Was lesen Sie selbst gerne?
Ich bin eine Querleserin und kann vielen Büchern was abgewinnen, gerne Belletristik, Romanen, Lyrik, Sachbüchern. Ein „gutes“ Buch nimmt mich mit in neue Sichtweisen und Thematiken und bereichert mein Leben in mannigfaltigen Facetten. Was Autoren betrifft, bin ich vielseitig, egal ob Klassik oder Moderne, aber immer wieder gerne Ransmayr und Dostojewski.

Hat das gedruckte Buch noch eine Zukunft?

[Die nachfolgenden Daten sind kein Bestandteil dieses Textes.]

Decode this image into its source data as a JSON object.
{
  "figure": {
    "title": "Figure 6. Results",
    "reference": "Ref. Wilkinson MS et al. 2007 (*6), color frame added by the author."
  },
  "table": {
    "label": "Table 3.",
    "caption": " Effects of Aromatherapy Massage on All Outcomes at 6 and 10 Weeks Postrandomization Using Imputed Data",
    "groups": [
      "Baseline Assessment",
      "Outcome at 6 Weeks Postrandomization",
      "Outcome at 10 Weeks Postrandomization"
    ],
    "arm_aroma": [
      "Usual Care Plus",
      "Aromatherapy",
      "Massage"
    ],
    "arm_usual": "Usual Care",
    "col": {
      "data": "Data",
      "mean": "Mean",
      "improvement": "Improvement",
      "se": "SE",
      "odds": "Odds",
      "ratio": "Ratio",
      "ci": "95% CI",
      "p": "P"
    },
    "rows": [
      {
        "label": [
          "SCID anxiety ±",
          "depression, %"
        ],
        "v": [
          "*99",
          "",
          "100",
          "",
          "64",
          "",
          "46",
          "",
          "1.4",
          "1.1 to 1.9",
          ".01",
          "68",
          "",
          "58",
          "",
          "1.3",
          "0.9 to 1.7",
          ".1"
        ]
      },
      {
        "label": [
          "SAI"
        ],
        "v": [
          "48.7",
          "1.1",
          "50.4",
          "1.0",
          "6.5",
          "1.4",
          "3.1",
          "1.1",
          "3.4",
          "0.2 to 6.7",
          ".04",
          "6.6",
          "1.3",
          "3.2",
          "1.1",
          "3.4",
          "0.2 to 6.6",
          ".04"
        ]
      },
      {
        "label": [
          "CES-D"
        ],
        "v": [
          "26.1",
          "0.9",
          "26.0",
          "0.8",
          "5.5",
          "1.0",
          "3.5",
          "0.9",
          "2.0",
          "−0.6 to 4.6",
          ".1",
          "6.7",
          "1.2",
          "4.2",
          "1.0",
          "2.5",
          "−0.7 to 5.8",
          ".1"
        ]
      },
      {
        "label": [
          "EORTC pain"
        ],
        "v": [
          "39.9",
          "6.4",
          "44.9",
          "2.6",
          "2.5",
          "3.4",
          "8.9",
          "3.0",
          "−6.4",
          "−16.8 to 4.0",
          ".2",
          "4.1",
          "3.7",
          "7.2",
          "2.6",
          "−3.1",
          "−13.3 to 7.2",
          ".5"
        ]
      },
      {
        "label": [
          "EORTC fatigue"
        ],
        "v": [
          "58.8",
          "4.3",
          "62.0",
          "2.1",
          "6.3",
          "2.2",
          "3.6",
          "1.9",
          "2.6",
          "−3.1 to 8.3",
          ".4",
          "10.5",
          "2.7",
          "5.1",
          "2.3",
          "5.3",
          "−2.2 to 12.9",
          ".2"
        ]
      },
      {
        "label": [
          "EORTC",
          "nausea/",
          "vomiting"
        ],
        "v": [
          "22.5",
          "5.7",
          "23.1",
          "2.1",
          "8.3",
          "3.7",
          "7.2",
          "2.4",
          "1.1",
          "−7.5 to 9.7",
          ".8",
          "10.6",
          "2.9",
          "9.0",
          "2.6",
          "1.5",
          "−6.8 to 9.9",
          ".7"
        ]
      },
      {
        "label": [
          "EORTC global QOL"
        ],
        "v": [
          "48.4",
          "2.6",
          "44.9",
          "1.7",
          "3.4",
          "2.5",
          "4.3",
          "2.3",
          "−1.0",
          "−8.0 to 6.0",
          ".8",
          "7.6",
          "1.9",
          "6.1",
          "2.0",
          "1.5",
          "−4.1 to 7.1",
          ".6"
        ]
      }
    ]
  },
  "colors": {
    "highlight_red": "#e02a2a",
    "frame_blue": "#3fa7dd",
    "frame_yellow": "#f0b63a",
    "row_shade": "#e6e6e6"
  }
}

Durch die schnelllebige Zeit und Unmengen an Geschriebenem in sozialen Medien werden Print-Ausgaben generell weniger gelesen. Zeitungen verschwinden, Buchläden ebenso. Gedruckte Bücher wird es aber weiterhin geben. Ich denke, wir brauchen nicht immer mehr Bücher, sondern sogar weniger, nämlich gut kuratierte, gut geschriebene, lesbare und gut gestaltete, mit inhaltlichem Wert. Bücher sind kostbare Schätze.